I came to understand that forage should be the cornerstone of any feeding program. I realize now that the full care barn fed such a high volume of pelleted feed because they didn’t feed very much hay and the hay they did feed was not very high quality. Today I aim to feed my horse 1.5% – 2% of his body weight in forage and I buy the best hay I can afford. If your horse weighs 1300 pounds, that’s 19-26 pounds of hay (or equivalent) per day, which is a far cry from the 2 flakes a.m./p.m. that my horse got at many boarding facilities. Horses evolved to eat more or less continuously (granted, the food wasn’t put in front of them), and their digestive systems work better when they nibble throughout the day. When hay supplies are scarce (as they are now), I bolster their hay ration with some hay stretcher and/or hay cubes.

I learned that had to weigh everything, rather than feed by volume, because it is the only way to accurately determine whether a horse is getting the nutrients it needs given its weight and its workload.
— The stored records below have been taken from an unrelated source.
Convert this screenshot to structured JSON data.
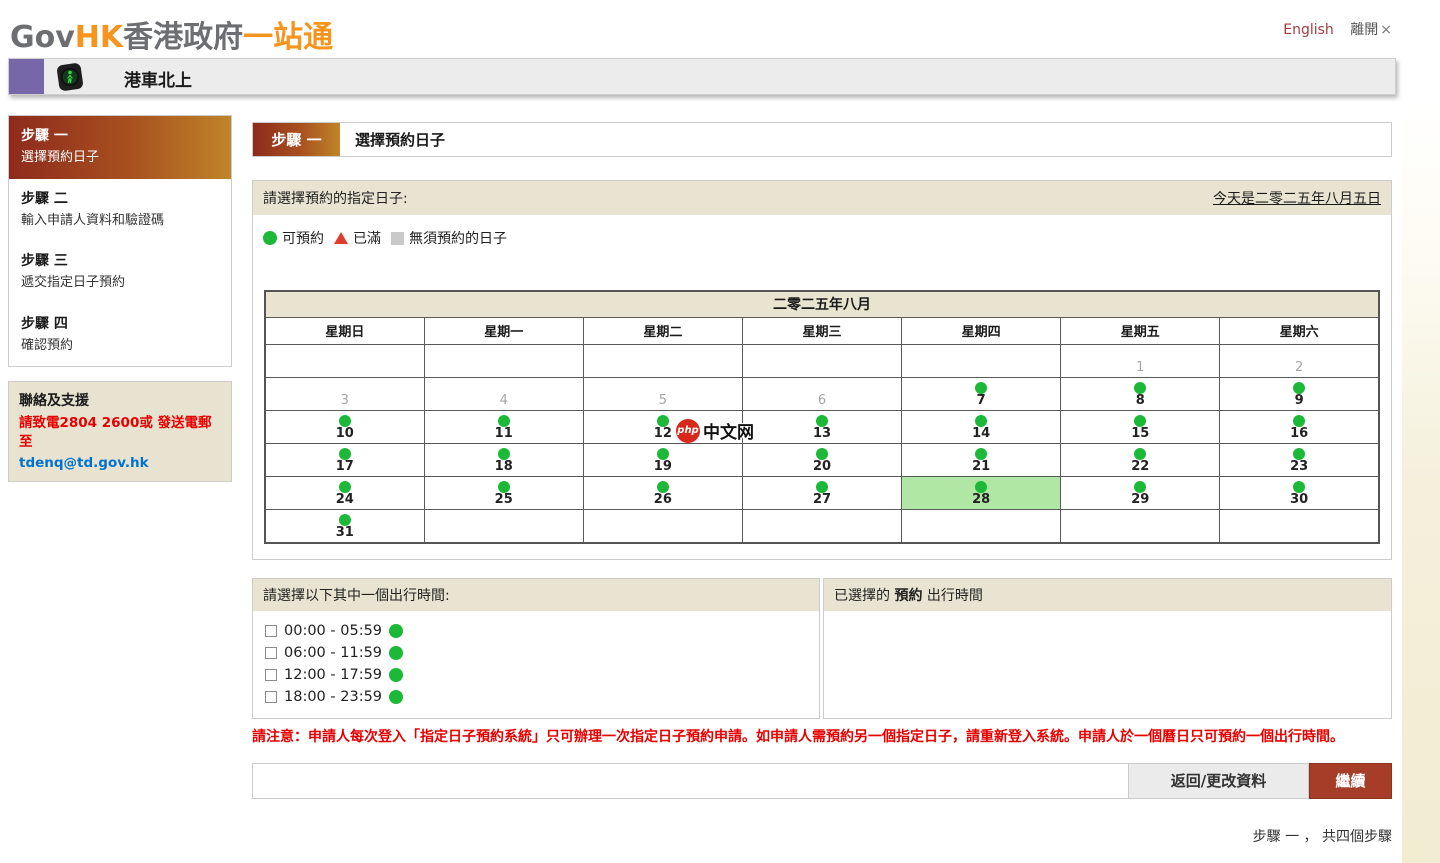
{
  "header": {
    "logo_gov": "Gov",
    "logo_hk": "HK",
    "logo_cn_gray": "香港政府",
    "logo_cn_orange": "一站通",
    "english_link": "English",
    "exit_label": "離開",
    "exit_icon": "×"
  },
  "banner": {
    "title": "港車北上"
  },
  "sidebar": {
    "steps": [
      {
        "num": "步驟 一",
        "label": "選擇預約日子",
        "active": true
      },
      {
        "num": "步驟 二",
        "label": "輸入申請人資料和驗證碼",
        "active": false
      },
      {
        "num": "步驟 三",
        "label": "遞交指定日子預約",
        "active": false
      },
      {
        "num": "步驟 四",
        "label": "確認預約",
        "active": false
      }
    ],
    "contact": {
      "title": "聯絡及支援",
      "line1": "請致電2804 2600或 發送電郵至",
      "email": "tdenq@td.gov.hk"
    }
  },
  "main": {
    "step_badge": "步驟 一",
    "step_title": "選擇預約日子",
    "calendar_panel": {
      "prompt": "請選擇預約的指定日子:",
      "today_link": "今天是二零二五年八月五日",
      "legend": [
        {
          "icon": "green-circle-icon",
          "label": "可預約"
        },
        {
          "icon": "red-triangle-icon",
          "label": "已滿"
        },
        {
          "icon": "gray-square-icon",
          "label": "無須預約的日子"
        }
      ],
      "month_title": "二零二五年八月",
      "weekdays": [
        "星期日",
        "星期一",
        "星期二",
        "星期三",
        "星期四",
        "星期五",
        "星期六"
      ],
      "weeks": [
        [
          {
            "day": ""
          },
          {
            "day": ""
          },
          {
            "day": ""
          },
          {
            "day": ""
          },
          {
            "day": ""
          },
          {
            "day": "1",
            "state": "disabled"
          },
          {
            "day": "2",
            "state": "disabled"
          }
        ],
        [
          {
            "day": "3",
            "state": "disabled"
          },
          {
            "day": "4",
            "state": "disabled"
          },
          {
            "day": "5",
            "state": "disabled"
          },
          {
            "day": "6",
            "state": "disabled"
          },
          {
            "day": "7",
            "state": "available"
          },
          {
            "day": "8",
            "state": "available"
          },
          {
            "day": "9",
            "state": "available"
          }
        ],
        [
          {
            "day": "10",
            "state": "available"
          },
          {
            "day": "11",
            "state": "available"
          },
          {
            "day": "12",
            "state": "available"
          },
          {
            "day": "13",
            "state": "available"
          },
          {
            "day": "14",
            "state": "available"
          },
          {
            "day": "15",
            "state": "available"
          },
          {
            "day": "16",
            "state": "available"
          }
        ],
        [
          {
            "day": "17",
            "state": "available"
          },
          {
            "day": "18",
            "state": "available"
          },
          {
            "day": "19",
            "state": "available"
          },
          {
            "day": "20",
            "state": "available"
          },
          {
            "day": "21",
            "state": "available"
          },
          {
            "day": "22",
            "state": "available"
          },
          {
            "day": "23",
            "state": "available"
          }
        ],
        [
          {
            "day": "24",
            "state": "available"
          },
          {
            "day": "25",
            "state": "available"
          },
          {
            "day": "26",
            "state": "available"
          },
          {
            "day": "27",
            "state": "available"
          },
          {
            "day": "28",
            "state": "selected"
          },
          {
            "day": "29",
            "state": "available"
          },
          {
            "day": "30",
            "state": "available"
          }
        ],
        [
          {
            "day": "31",
            "state": "available"
          },
          {
            "day": ""
          },
          {
            "day": ""
          },
          {
            "day": ""
          },
          {
            "day": ""
          },
          {
            "day": ""
          },
          {
            "day": ""
          }
        ]
      ]
    },
    "time_panel": {
      "title": "請選擇以下其中一個出行時間:",
      "options": [
        "00:00 - 05:59",
        "06:00 - 11:59",
        "12:00 - 17:59",
        "18:00 - 23:59"
      ]
    },
    "selected_panel": {
      "pre": "已選擇的",
      "bold": "預約",
      "post": "出行時間"
    },
    "notice": "請注意：申請人每次登入「指定日子預約系統」只可辦理一次指定日子預約申請。如申請人需預約另一個指定日子，請重新登入系統。申請人於一個曆日只可預約一個出行時間。",
    "buttons": {
      "back": "返回/更改資料",
      "continue": "繼續"
    },
    "footer_step": "步驟 一 ， 共四個步驟"
  },
  "watermark": {
    "badge": "php",
    "text": "中文网"
  },
  "colors": {
    "accent_orange": "#f7941d",
    "active_step_gradient_start": "#8e2a1d",
    "active_step_gradient_end": "#c08429",
    "continue_button": "#a53d29",
    "available_green": "#1cb837",
    "selected_day_bg": "#b0e7a5",
    "notice_red": "#e60000",
    "email_link_blue": "#0073cf",
    "panel_header_beige": "#e9e4d1",
    "purple_block": "#7668a8"
  }
}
I tried weighing different feeds and was surprised to find that a quart of one feed might weigh 1.25 pounds while the same volume of another feed might weigh only 14 oz! I also weigh the flakes of hay that I feed so that I know they are getting an appropriate amount of hay.

I researched the right amount to feed each horse and I adjust what I feed depending on the horse’s activity levels. I feed more during foxhunting season than off season, for example, and I make sure they have a bit more forage during the depths of the winter to help them stay warm.

I know lots of folks who swear their horse can survive on a handful of grain each day, but when you look at the nutritional content, it’s akin to saying that you can meet all your dietary needs by eating a salad and a handful of nuts. Yes, it’s nutritious, but it’s not enough. If you don’t feed a minimum amount of a particular feed, then your horse cannot get the nutrients it needs. Especially when different regions of the country tend to have mineral imbalances in the soil that leave forages without a balanced profile. Horses that are easy keepers, and which grow fat on the minimum amount of grain prescribed, do best on a ration balancer or multi-vitamin which helps round out the nutritional profile of the forage.

It turns out that my Trakehner gelding didn’t need 8 quarts of pellets and a quart of oats every day. Once he started getting enough hay, his caloric needs were pretty much met. He’d get fat if he ate that much concentrate. However, feeding him just two quarts of Purina Strategy each day wasn’t meeting his nutritional needs. Switching him to “Born to Win”, a ration balancer, increased his endurance and gave him more energy. It packs a lot of nutrition into a small package.

Even my OTTB gelding, who came to me needing groceries, has thrived on this diet. With adequate hay available, his cribbing has almost disappeared and he is holding his weight just fine with hay and a ration balancer.

Does that ration balancer look appetizing to me? Not particularly. Not even with a glass of Chardonnay, or even a Merlot. However, I’ve noticed that there is rarely any left in their feed dishes, so I’m going to guess that they like it just fine.